BRUSSELS (Reuters) - The European Commission called for industry views on Friday on a list of U.S. products it will subject to import tariffs, the first step towards measures to counter planned U.S. taxes on European steel and aluminum.
The European Union wants to be exempted from U.S. duties of 25 percent on steel and 10 percent on aluminum that U.S. President Donald Trump approved last week. U.S. Commerce Secretary Wilbur Ross and EU Trade Commissioner Cecilia Malmstrom meet next week to discuss the issue.
The European Commission, which coordinates trade policy for the 28 EU members, has said that, if the EU is not exempted, it should set duties of 25 percent on a range of U.S. products, whose annual imports to the European Union are worth 2.8 billion euros ($3.45 billion).
The 10-page list of products the EU may subject to tariffs ranges from rice to orange juice, make-up, motorcycles, motor boats and stainless sinks. It also includes many metals products for use in construction and industry.
Some of the products, worth 2.8 billion euros, could be subject to duties within months. The EU says the U.S. cannot use national security as a justification for its metals tariffs, which means Europe can respond with “rebalancing” measures.
“We feel we are on very strong legal grounds,” an EU official said on Friday.
A second group of products would only incur duties if the WTO later declared the U.S. tariffs illegal or after a period of three years.

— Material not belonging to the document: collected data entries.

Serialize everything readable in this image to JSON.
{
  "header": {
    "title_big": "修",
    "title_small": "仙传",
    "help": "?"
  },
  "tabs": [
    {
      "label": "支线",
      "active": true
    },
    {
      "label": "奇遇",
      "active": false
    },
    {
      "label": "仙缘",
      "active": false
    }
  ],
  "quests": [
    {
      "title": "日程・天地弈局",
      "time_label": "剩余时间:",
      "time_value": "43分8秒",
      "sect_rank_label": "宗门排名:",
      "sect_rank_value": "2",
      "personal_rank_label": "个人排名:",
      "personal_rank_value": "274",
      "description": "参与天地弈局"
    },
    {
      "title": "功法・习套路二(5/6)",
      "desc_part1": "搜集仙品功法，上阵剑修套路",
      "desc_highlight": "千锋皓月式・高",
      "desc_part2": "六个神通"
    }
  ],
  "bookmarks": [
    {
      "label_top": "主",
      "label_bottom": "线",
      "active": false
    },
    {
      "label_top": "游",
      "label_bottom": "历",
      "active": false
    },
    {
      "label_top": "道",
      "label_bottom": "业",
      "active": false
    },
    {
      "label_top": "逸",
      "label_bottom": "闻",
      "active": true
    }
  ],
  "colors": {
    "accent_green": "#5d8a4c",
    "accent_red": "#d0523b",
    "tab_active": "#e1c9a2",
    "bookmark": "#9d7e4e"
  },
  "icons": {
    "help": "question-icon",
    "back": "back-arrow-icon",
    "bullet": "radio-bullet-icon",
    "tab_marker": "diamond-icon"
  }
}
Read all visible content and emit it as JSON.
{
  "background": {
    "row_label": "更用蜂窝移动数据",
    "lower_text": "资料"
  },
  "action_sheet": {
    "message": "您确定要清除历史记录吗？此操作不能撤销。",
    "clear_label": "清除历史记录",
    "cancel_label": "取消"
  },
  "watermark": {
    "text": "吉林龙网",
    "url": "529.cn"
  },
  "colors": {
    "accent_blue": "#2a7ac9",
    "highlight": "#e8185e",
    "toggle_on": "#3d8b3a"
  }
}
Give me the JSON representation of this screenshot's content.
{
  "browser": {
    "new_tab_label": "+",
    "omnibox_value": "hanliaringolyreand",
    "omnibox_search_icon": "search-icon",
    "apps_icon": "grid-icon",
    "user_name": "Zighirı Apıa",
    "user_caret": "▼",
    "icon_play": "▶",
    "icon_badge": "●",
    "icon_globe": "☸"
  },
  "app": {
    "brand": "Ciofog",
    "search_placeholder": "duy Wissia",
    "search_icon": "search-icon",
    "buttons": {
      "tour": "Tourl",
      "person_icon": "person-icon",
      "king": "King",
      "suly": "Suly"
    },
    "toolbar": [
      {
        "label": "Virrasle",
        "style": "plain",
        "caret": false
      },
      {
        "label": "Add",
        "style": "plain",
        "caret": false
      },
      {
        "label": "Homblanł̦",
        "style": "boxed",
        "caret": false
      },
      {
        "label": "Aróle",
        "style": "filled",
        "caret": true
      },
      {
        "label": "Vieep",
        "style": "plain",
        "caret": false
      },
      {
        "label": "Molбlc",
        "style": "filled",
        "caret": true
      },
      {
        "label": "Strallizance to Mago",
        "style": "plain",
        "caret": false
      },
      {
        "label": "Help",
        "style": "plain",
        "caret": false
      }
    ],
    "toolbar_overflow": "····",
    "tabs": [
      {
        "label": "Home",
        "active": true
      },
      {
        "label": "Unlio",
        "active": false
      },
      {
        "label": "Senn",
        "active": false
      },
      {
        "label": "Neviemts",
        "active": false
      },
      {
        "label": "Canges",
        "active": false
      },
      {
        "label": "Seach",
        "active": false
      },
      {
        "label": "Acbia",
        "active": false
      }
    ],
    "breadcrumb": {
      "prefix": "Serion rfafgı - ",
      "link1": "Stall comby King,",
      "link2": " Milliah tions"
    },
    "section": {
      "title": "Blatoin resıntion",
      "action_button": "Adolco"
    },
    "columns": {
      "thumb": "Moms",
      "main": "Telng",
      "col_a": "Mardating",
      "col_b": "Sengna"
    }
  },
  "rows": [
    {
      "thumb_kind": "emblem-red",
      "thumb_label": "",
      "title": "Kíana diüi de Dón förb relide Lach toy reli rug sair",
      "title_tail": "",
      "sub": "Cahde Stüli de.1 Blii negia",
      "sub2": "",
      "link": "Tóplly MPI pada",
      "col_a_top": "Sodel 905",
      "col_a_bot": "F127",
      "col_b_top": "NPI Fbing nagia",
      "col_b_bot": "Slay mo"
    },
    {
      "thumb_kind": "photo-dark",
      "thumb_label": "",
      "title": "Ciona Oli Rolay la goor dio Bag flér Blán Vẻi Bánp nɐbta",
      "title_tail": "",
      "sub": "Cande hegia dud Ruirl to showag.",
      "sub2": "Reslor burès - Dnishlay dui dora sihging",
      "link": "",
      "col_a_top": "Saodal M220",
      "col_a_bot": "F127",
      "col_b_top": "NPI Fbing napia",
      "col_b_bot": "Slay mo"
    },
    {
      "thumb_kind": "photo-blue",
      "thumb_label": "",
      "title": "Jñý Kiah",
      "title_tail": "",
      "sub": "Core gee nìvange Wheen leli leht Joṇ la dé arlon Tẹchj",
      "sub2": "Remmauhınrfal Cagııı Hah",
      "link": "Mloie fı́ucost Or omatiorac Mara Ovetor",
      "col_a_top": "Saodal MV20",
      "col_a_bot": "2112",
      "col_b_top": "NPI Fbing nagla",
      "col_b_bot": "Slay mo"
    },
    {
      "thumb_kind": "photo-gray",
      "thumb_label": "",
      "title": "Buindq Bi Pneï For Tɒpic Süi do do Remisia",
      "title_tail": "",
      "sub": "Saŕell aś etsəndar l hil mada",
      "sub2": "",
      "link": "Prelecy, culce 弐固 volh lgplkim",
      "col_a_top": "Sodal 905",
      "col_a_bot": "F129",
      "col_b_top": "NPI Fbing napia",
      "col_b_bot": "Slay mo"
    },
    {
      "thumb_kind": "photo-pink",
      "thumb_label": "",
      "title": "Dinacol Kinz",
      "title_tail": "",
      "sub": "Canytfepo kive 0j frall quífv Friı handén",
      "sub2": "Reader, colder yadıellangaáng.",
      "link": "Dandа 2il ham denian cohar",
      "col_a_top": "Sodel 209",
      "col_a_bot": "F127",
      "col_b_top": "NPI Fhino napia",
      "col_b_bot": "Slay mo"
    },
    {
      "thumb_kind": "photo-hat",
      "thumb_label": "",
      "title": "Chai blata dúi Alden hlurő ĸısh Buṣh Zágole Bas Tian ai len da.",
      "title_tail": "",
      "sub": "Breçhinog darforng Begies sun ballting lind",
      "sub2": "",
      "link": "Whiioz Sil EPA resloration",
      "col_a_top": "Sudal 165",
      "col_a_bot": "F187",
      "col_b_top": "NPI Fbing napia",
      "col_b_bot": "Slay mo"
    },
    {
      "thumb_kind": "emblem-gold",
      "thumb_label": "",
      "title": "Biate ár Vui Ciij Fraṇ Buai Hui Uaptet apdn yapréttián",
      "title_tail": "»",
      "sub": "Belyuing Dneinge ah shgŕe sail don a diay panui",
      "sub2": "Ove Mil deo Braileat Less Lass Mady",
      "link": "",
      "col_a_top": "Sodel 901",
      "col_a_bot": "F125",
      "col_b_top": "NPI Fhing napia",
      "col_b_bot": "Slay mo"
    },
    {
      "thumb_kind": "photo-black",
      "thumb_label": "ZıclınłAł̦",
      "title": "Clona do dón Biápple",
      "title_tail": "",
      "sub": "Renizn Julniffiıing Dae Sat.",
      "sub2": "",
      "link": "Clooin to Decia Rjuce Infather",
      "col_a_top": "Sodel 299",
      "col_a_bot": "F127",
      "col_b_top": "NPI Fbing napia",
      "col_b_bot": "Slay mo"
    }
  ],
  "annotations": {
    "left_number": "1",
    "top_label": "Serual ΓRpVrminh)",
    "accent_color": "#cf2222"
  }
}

The two product sets combined would aim to counter-balance the damage of U.S. measures to the bloc’s 6.4 billion euros of aluminum and steel exports to the United States.
The Commission has asked “private stakeholders” affected by the U.S. tariffs and the EU’s possible response by March 26 after which it will present a formal proposal.
The EU’s 28 member states would also have to agree on any action.
It would notify the World Trade Organization (WTO) of potential counter-measures by May 23, or within 60 days of U.S. tariffs coming into force. The European Union would have to enact those measures in the following month.
Trump has ordered Ross to discuss “horrific” EU trade tariffs and barriers with Brussels and has also threatened to hit EU cars.
The EU disputes Trump’s line on tariffs and his emphasis on cars, for which the U.S. tariff, at 2.5 percent, is lower than the EU’s 10 percent. For other products, such as trucks, U.S. tariffs are higher.
“We are not negotiating with the United States our exemption... It is not acceptable to try to link a solution to this and any question to market access or trade negotiations,” the EU official said.